Published in final edited form as: Exp Eye Res. 2015 Oct 22;146:370–385. doi: 10.1016/j.exer.2015.09.011

Figure 6. Subtle enlargement of all retinal ganglion cell nuclei and preferential death of cells with the largest nuclei in DBA/2J mice with glaucoma.

Figure 6

Frequency distribution plots of nuclear size for pre-disease 4-month-old DBA/2J (solid gray), glaucomatous 16-month old DBA/2J (red), and various models (dotted black) tested for whether a manipulation of the 4-month-old dataset could cause it to resemble the 16-month-old dataset. (A) Observed data for DBA/2J glaucoma showing reductions in cell number and nuclear area, with contractions of the distribution indicating a preferential loss of cells with largest and smallest nuclei.
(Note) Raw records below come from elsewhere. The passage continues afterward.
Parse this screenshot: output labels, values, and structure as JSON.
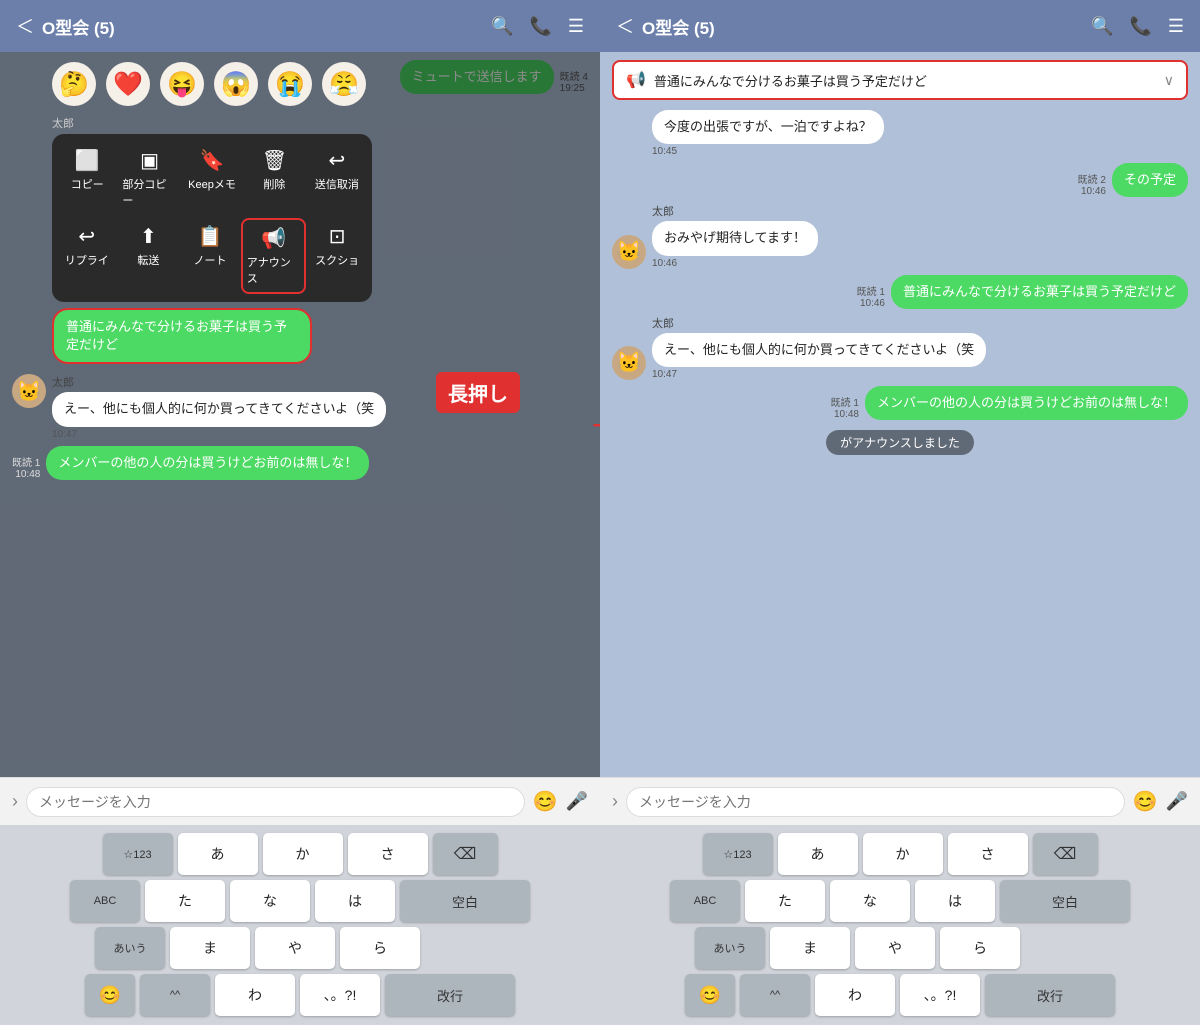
{
  "left_panel": {
    "header": {
      "back": "＜",
      "title": "O型会 (5)",
      "search": "🔍",
      "phone": "📞",
      "menu": "≡"
    },
    "top_message": {
      "read": "既読 4",
      "time": "19:25",
      "text": "ミュートで送信します",
      "align": "right"
    },
    "stickers": [
      "🤔",
      "❤️",
      "😝",
      "😱",
      "😭",
      "😤"
    ],
    "context_menu": {
      "row1": [
        {
          "icon": "⬜",
          "label": "コピー"
        },
        {
          "icon": "▣",
          "label": "部分コピー"
        },
        {
          "icon": "🔖",
          "label": "Keepメモ"
        },
        {
          "icon": "🗑",
          "label": "削除"
        },
        {
          "icon": "↩",
          "label": "送信取消"
        }
      ],
      "row2": [
        {
          "icon": "↩",
          "label": "リプライ"
        },
        {
          "icon": "⬆",
          "label": "転送"
        },
        {
          "icon": "📋",
          "label": "ノート"
        },
        {
          "icon": "📢",
          "label": "アナウンス",
          "highlighted": true
        },
        {
          "icon": "⊡",
          "label": "スクショ"
        }
      ]
    },
    "highlighted_message": {
      "text": "普通にみんなで分けるお菓子は買う予定だけど",
      "align": "right",
      "color": "green",
      "border": true
    },
    "messages": [
      {
        "sender": "太郎",
        "avatar": "🐱",
        "text": "えー、他にも個人的に何か買ってきてくださいよ（笑",
        "time": "10:47",
        "align": "left"
      },
      {
        "text": "メンバーの他の人の分は買うけどお前のは無しな！",
        "read": "既読 1",
        "time": "10:48",
        "align": "right",
        "color": "green"
      }
    ],
    "long_press_label": "長押し",
    "input_placeholder": "メッセージを入力",
    "keyboard": {
      "row1": [
        "☆123",
        "あ",
        "か",
        "さ",
        "⌫"
      ],
      "row2": [
        "ABC",
        "た",
        "な",
        "は",
        "空白"
      ],
      "row3": [
        "あいう",
        "ま",
        "や",
        "ら",
        ""
      ],
      "row4": [
        "😊",
        "^^",
        "わ",
        "、。?!",
        "改行"
      ]
    }
  },
  "right_panel": {
    "header": {
      "back": "＜",
      "title": "O型会 (5)",
      "search": "🔍",
      "phone": "📞",
      "menu": "≡"
    },
    "announcement": {
      "icon": "📢",
      "text": "普通にみんなで分けるお菓子は買う予定だけど",
      "chevron": "∨"
    },
    "messages": [
      {
        "text": "今度の出張ですが、一泊ですよね？",
        "time": "10:45",
        "align": "left",
        "no_avatar": true
      },
      {
        "text": "その予定",
        "read": "既読 2",
        "time": "10:46",
        "align": "right",
        "color": "green"
      },
      {
        "sender": "太郎",
        "avatar": "🐱",
        "text": "おみやげ期待してます！",
        "time": "10:46",
        "align": "left"
      },
      {
        "text": "普通にみんなで分けるお菓子は買う予定だけど",
        "read": "既読 1",
        "time": "10:46",
        "align": "right",
        "color": "green"
      },
      {
        "sender": "太郎",
        "avatar": "🐱",
        "text": "えー、他にも個人的に何か買ってきてくださいよ（笑",
        "time": "10:47",
        "align": "left"
      },
      {
        "text": "メンバーの他の人の分は買うけどお前のは無しな！",
        "read": "既読 1",
        "time": "10:48",
        "align": "right",
        "color": "green"
      }
    ],
    "announce_notification": "がアナウンスしました",
    "input_placeholder": "メッセージを入力",
    "keyboard": {
      "row1": [
        "☆123",
        "あ",
        "か",
        "さ",
        "⌫"
      ],
      "row2": [
        "ABC",
        "た",
        "な",
        "は",
        "空白"
      ],
      "row3": [
        "あいう",
        "ま",
        "や",
        "ら",
        ""
      ],
      "row4": [
        "😊",
        "^^",
        "わ",
        "、。?!",
        "改行"
      ]
    }
  }
}
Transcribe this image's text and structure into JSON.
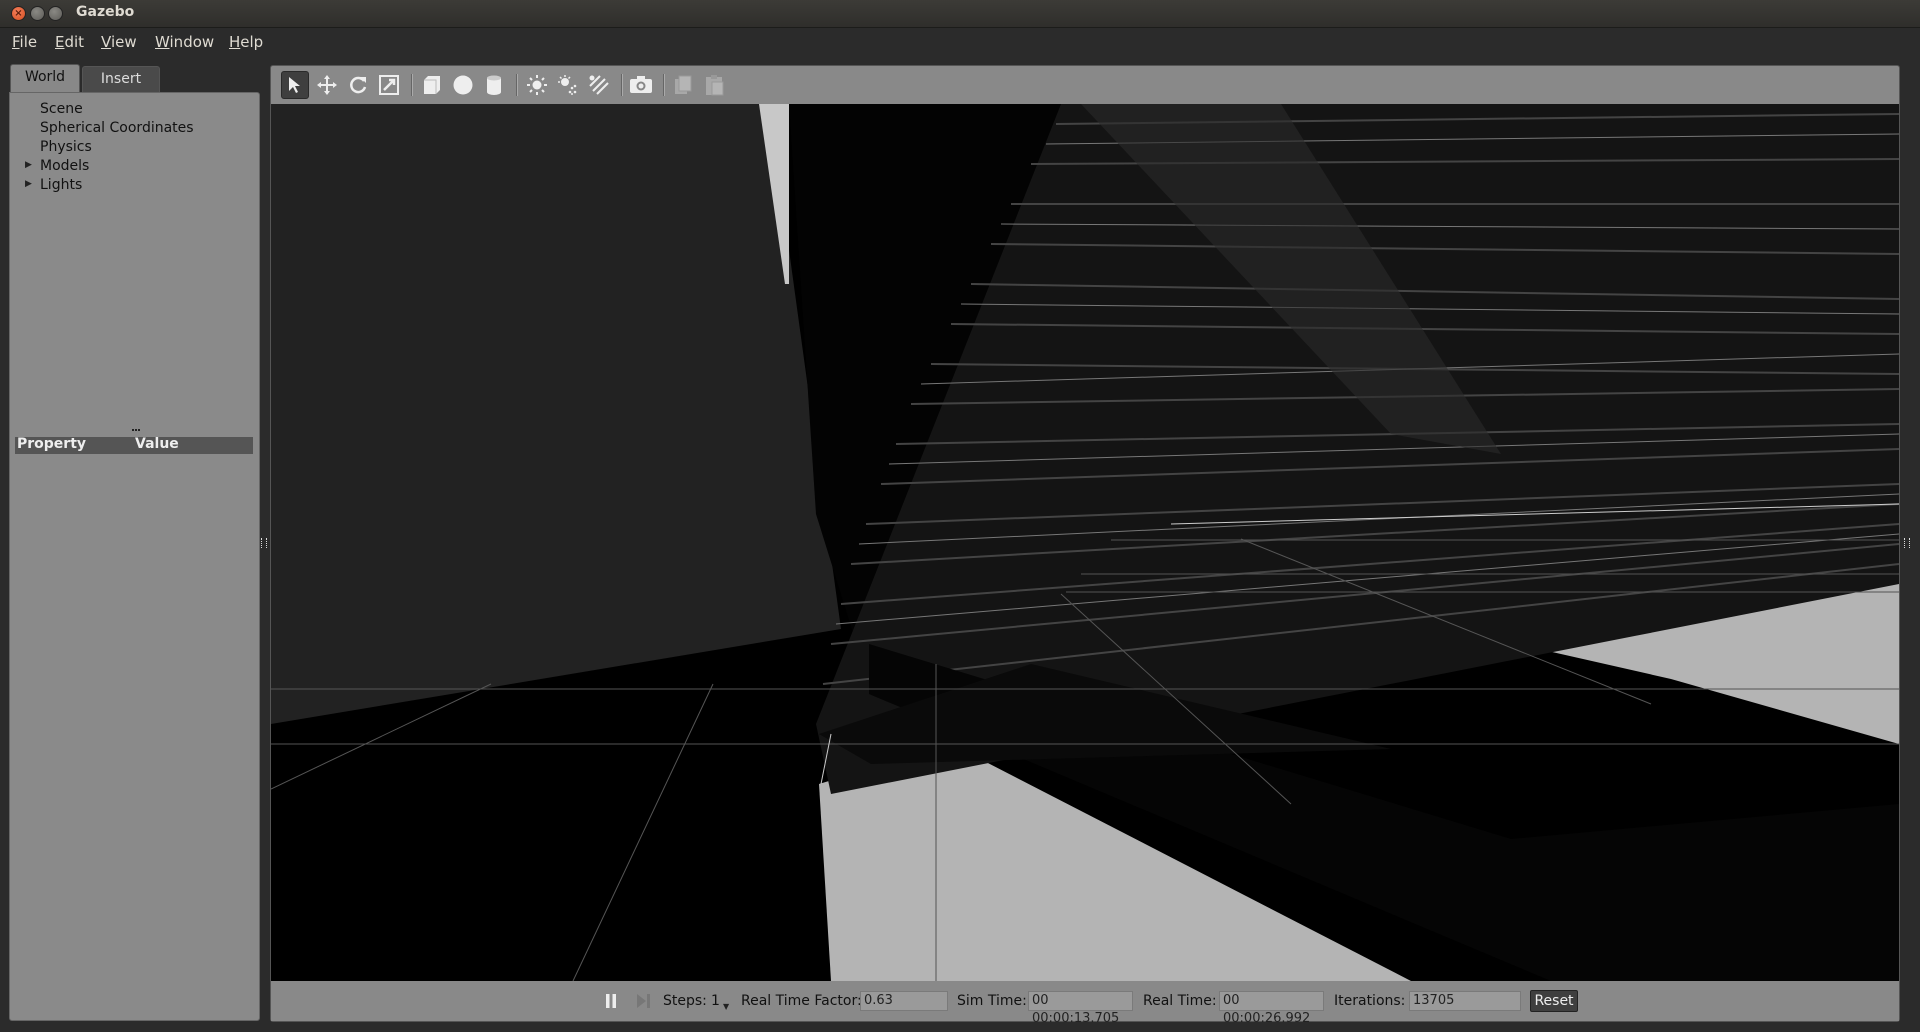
{
  "window": {
    "title": "Gazebo"
  },
  "menu": {
    "file": {
      "mnemonic": "F",
      "rest": "ile"
    },
    "edit": {
      "mnemonic": "E",
      "rest": "dit"
    },
    "view": {
      "mnemonic": "V",
      "rest": "iew"
    },
    "window": {
      "mnemonic": "W",
      "rest": "indow"
    },
    "help": {
      "mnemonic": "H",
      "rest": "elp"
    }
  },
  "left_panel": {
    "tabs": [
      {
        "label": "World"
      },
      {
        "label": "Insert"
      }
    ],
    "active_tab": "World",
    "tree": [
      {
        "label": "Scene"
      },
      {
        "label": "Spherical Coordinates"
      },
      {
        "label": "Physics"
      },
      {
        "label": "Models"
      },
      {
        "label": "Lights"
      }
    ],
    "property_header": {
      "property": "Property",
      "value": "Value"
    }
  },
  "toolbar": {
    "icons": [
      "select-arrow-icon",
      "translate-icon",
      "rotate-icon",
      "scale-icon",
      "box-icon",
      "sphere-icon",
      "cylinder-icon",
      "point-light-icon",
      "spot-light-icon",
      "directional-light-icon",
      "screenshot-icon",
      "copy-icon",
      "paste-icon"
    ]
  },
  "status": {
    "steps_label": "Steps:",
    "steps_value": "1",
    "rtf_label": "Real Time Factor:",
    "rtf_value": "0.63",
    "sim_time_label": "Sim Time:",
    "sim_time_value": "00 00:00:13.705",
    "real_time_label": "Real Time:",
    "real_time_value": "00 00:00:26.992",
    "iterations_label": "Iterations:",
    "iterations_value": "13705",
    "reset_label": "Reset"
  },
  "colors": {
    "background": "#2b2b2b",
    "panel": "#8a8a8a",
    "viewport": "#000000"
  }
}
Asterisk, p=1.2E−24, Mann-Whitney Test. (B) Model 1 showing application of a random 72% loss of all nuclei. Note that the frequency distribution plot of the model completely overlaps that of pre-disease mice, indicating poor performance of the model. (C) Model 2 showing application of a uniform 5 µm2 atrophy to all nuclei followed by a random 72% loss of all nuclei. Note that that the frequency distribution plot of the model does not resemble that of the glaucomatous mice and that the mean nucleus size is too small, indicating poor performance of the model. (D) Model 3 showing a size-dependent loss of nuclei, with half of the risk fixed at 50% and the other half continuously increasing according to size rank amongst all retinal ganglion cell nuclei in the population. Note that the frequency distribution plot of the model does not resemble that of the glaucomatous mice and that the mean nucleus size is too small, indicating poor performance of the model. (E) Model 4 showing the same size-dependent loss of nuclei as Model 3, but with an accompanying and uniform 5 µm2 enlargement of all remaining nuclei. Note that the frequency distribution plot of the model closely resembles that of the glaucomatous mice, indicating good performance of the model.